The reason this appeared to be so was because the test program reused the same 
CString instance in each call to 
fastformat::fmt(), resulting in concatenation to a huge size. The fault here is no doubt mine, for not having made the nature of 
FastFormat's formatting more clear in the documentation. So I'll try and do so briefly now.
All 
FastFormat formatting is appending, and this is a deliberate design decision.
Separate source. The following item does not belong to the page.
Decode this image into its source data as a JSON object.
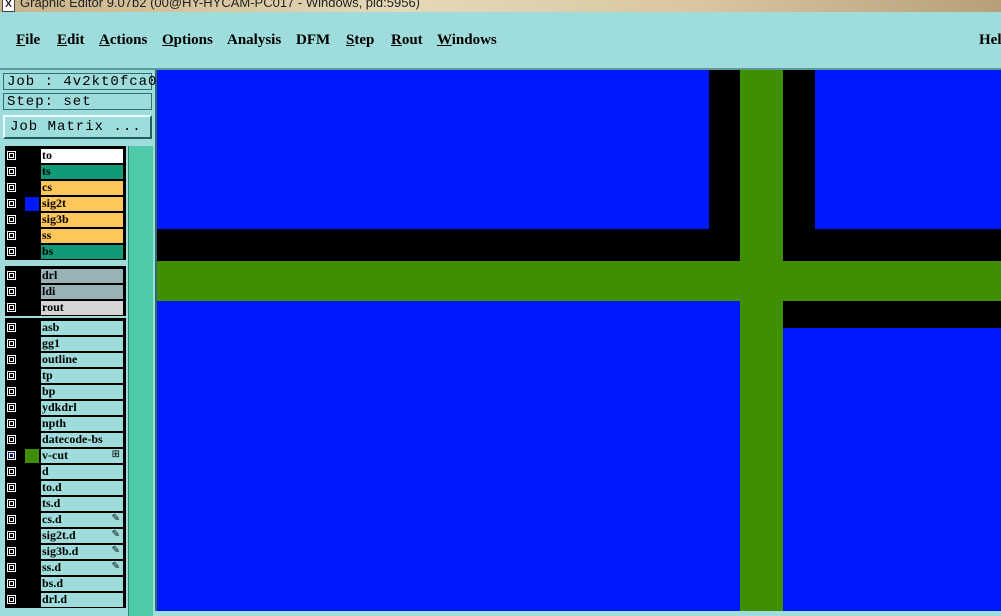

In part, this is to achieve consistency between immediate sinks such as strings, and stream sinks (such as 
std::cout, 
stdout, ...). Also, it's useful to be able to break apart large or complex formatting operations into statements, without sacrificing performance or expressiveness. (Note: there'll always a small performance penalty for such things, but it will be insignificant in most cases where the size and complexity of the statement demands breaking up.) Consider the following example:
std::string s;
ff::fmt(s, "{0};{1};{2}|{3};{4};{5}|{6};{7};{8}|{9};{10};{11}|", a0, a1, a2, a3, a4, a5, a6, a7, a8, a9, a10, a11);
The same can be achieved as follows:
std::string s;
ff::fmt(s, "{0};{1};{2}|", a0, a1, a2);
ff::fmt(s, "{0};{1};{2}|", a3, a4, a5);
ff::fmt(s, "{0};{1};{2}|", a6, a7, a8);
ff::fmt(s, "{0};{1};{2}|", a9, a10, a11);
In real-world cases, such clarity may be worth paying a few more extra cycles for.